New IT tech job: RAT

March 15, 2005, 12:29 PM —  ITworld.com, Enterprise Networking — 

Why can't employees leave their personal baggage at home? Cubicle farm dwellers don't wave flags declaring their personal oddities physically, but they sure say stupid things in e-mail.

"Ripped from the headlines" as they say are the sordid details of naughty e-mails from a male executive to a female co-worker that became the last straw and got the senior executive fired. Not from a little company, but from Boeing.

E-mail monitoring goes on, and some technical staff members have full access to an incredible display of human weirdness flowing through your company's e-mail servers. Problems, for you personally and your company, gather just over the horizon.

Get permission to send warnings to employees reminding them of e-mail etiquette and actions appropriate during the work day. If your management is proactive and intelligent (good luck) you may instruct employees on how to access personal e-mail via private Web e-mail sites like Hotmail, Yahoo, and Google. If your management is typical, wait for step two.

You or your group may become the corporate rats and be forced to report to management. This will be called the Apple rule where paranoid chief executives in black turtlenecks decide to sue every employee and friend of the company who may leak an unannounced product factoid. Once the rat patrol begins, the search scope will go wider and wider and look for personal information.

If forced to review e-mails, try and get management to rule that personal messages stay outside the filtering process. Searching for insider stock tips and upcoming product leaks are one thing, but reporting which accounting supervisor lusts after which traveling salesperson should stay private. They're being stupid, yes, but that particular stupidity won't impact the company.

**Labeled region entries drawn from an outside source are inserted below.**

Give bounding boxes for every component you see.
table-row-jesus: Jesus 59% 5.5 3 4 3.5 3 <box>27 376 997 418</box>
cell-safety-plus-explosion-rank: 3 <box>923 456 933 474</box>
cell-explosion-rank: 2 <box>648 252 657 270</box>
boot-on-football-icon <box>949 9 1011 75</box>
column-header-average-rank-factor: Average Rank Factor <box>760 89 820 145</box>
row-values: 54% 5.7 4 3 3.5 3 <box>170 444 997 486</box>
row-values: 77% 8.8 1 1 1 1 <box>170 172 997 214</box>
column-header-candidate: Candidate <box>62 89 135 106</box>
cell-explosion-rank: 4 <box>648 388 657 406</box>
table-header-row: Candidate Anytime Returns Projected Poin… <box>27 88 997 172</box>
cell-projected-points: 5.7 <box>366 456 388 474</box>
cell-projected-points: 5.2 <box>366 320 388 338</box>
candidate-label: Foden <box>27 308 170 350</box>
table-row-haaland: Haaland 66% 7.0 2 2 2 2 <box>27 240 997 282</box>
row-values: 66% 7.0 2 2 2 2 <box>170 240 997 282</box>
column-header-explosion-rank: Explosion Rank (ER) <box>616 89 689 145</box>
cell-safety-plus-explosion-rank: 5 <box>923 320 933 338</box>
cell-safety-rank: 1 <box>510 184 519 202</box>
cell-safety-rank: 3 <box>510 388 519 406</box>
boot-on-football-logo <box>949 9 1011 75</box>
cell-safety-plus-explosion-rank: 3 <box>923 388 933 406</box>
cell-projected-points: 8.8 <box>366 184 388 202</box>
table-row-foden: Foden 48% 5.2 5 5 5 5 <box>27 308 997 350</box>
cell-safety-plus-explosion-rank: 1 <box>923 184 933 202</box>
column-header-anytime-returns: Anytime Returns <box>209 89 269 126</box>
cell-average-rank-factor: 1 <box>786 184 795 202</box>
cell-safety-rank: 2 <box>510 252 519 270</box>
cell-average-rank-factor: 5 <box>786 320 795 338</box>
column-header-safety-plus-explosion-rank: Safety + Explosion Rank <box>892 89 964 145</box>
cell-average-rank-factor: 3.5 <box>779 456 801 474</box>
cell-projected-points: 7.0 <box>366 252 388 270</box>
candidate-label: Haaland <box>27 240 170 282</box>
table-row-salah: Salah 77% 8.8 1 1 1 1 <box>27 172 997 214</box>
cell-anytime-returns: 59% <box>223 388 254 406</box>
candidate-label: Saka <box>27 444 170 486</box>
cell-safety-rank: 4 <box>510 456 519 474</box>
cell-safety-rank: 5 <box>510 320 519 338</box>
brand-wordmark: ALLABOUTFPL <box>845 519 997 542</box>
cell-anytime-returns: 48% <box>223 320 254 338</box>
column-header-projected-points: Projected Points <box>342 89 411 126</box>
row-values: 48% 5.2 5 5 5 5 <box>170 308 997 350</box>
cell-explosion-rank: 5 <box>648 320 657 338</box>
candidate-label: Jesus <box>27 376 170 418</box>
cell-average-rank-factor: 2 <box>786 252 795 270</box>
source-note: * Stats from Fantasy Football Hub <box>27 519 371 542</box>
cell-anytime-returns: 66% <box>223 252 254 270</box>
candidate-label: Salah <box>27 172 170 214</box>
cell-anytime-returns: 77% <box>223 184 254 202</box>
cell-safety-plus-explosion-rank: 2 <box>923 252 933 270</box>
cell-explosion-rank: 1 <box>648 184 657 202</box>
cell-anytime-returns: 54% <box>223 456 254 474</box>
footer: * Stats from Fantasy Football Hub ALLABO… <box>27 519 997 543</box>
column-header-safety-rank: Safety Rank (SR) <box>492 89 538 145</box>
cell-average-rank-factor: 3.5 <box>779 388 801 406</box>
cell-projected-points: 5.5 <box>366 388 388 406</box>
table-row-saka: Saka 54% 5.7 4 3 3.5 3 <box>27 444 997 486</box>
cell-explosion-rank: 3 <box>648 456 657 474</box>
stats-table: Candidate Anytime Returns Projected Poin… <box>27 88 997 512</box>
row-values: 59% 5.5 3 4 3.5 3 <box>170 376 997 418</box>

Don't do anything without written orders, preferably signed by corporate lawyers. If some management sleazeball tries to start a rat patrol off the cuff, wave the Sarbanes-Oxley flag for protection immediately. SOX's goal is to stop that type of activity, and worse, so use if for self-defense if necessary. This may be the only time SOX actually helps a technical person, so enjoy it. Reading private e-mails will forever color the way you look at coworkers, so resist strenuously.